Doop van de Heer – A

Feest

Bij de geboorte en het doopsel van een kind leven er bij de ouders, bij peter en meter heel wat verwachtingen en dromen. Toch zal het kind later als volwassene zijn eigen levensopdracht moeten ontvangen en uitbouwen. Het zijn Gods plannen die de menselijke roeping bepalen, al vergeten wij dat vaak.
Bij zijn doop wordt Jezus bevestigd in zijn eigenheid en zending. Als de veelgeliefde Zoon van God zal Hij een dienaar van gerechtigheid zijn, een levend teken van Gods Verbond en een licht voor de volken.
Voor ons is deze dag een uitnodiging tot bezinning over onze roeping als gedoopte, en een aansporing om echt de keuze te maken in Gods wil te gaan staan.

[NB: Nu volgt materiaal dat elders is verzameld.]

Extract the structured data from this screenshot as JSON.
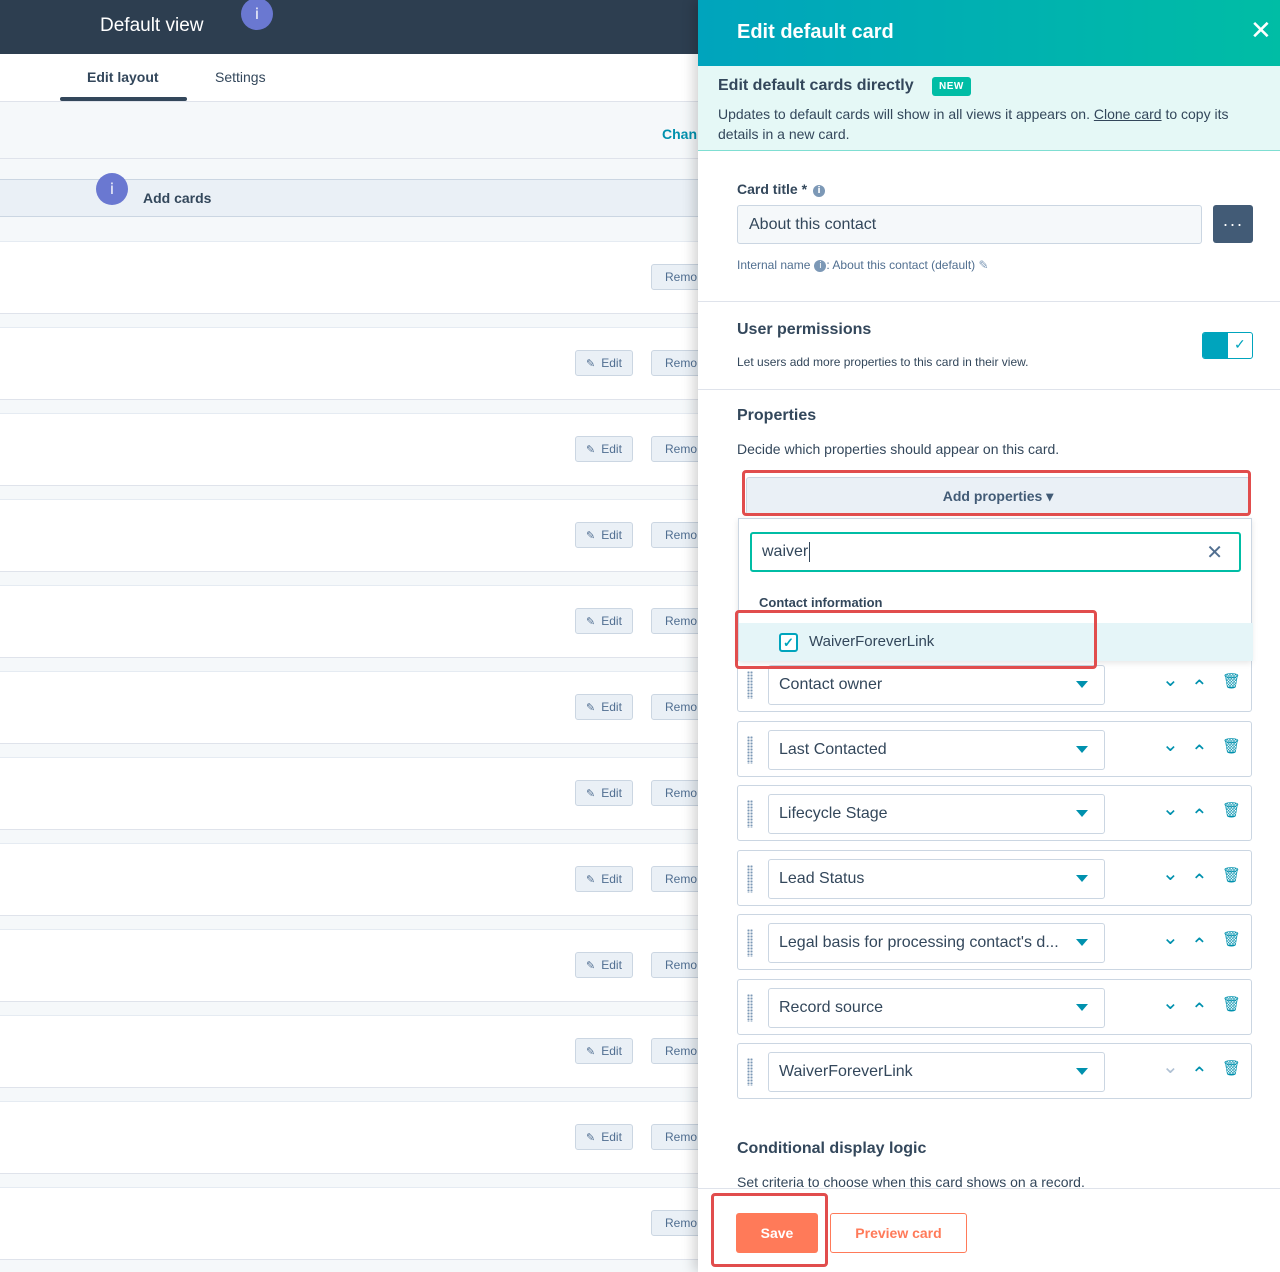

Uit de profeet Jesaja 42, 1-4 + 6-7

Zonder twijfel kende Jezus deze profetie van Jesaja. Zij verwees allereerst naar een uitgelezen deel van het volk: de heilige Rest, voorafbeelding van wat eens de Messias zal zijn. Deze uitverkoren Dienaar van God krijgt de opdracht het heil te brengen aan Israël en reeds aan alle naties de kracht en het licht van de ware God te laten aanvoelen.

Zo spreekt de Heer:
‘Hier is mijn dienaar, hem zal Ik steunen, hij is mijn uitverkorene, in hem vind Ik vreugde, Ik heb hem met mijn geest vervuld. Hij zal alle volken het recht doen kennen. Hij schreeuwt niet, hij verheft zijn stem niet, hij roept niet luidkeels in het openbaar; het geknakte riet breekt hij niet af, de kwijnende vlam zal hij niet doven. Het recht zal hij zuiver doen kennen. Hij zal niet uitdoven en niet breken tot hij op aarde het recht heeft gevestigd; de eilanden zien naar zijn onderricht uit.
In gerechtigheid heb Ik, de Heer, jou geroepen. Ik zal je bij de hand nemen en je behoeden, Ik neem je in dienst voor mijn verbond met het volk en maak je tot een licht voor alle volken, om blinden de ogen te openen, om gevangenen te bevrijden uit de kerker, wie in het duister zitten uit de gevangenis.


Gezongen antwoordpsalm 29

(Tekst onder geluidsfragment)

Refr.: God zegent zijn volk met vrede.

Huldig de Heer, alle kinderen Gods,
huldig de Heer om zijn glorie en macht.
Huldig de Heer om de roem van zijn Naam,
kniel voor Hem neer voor zijn heilige luister.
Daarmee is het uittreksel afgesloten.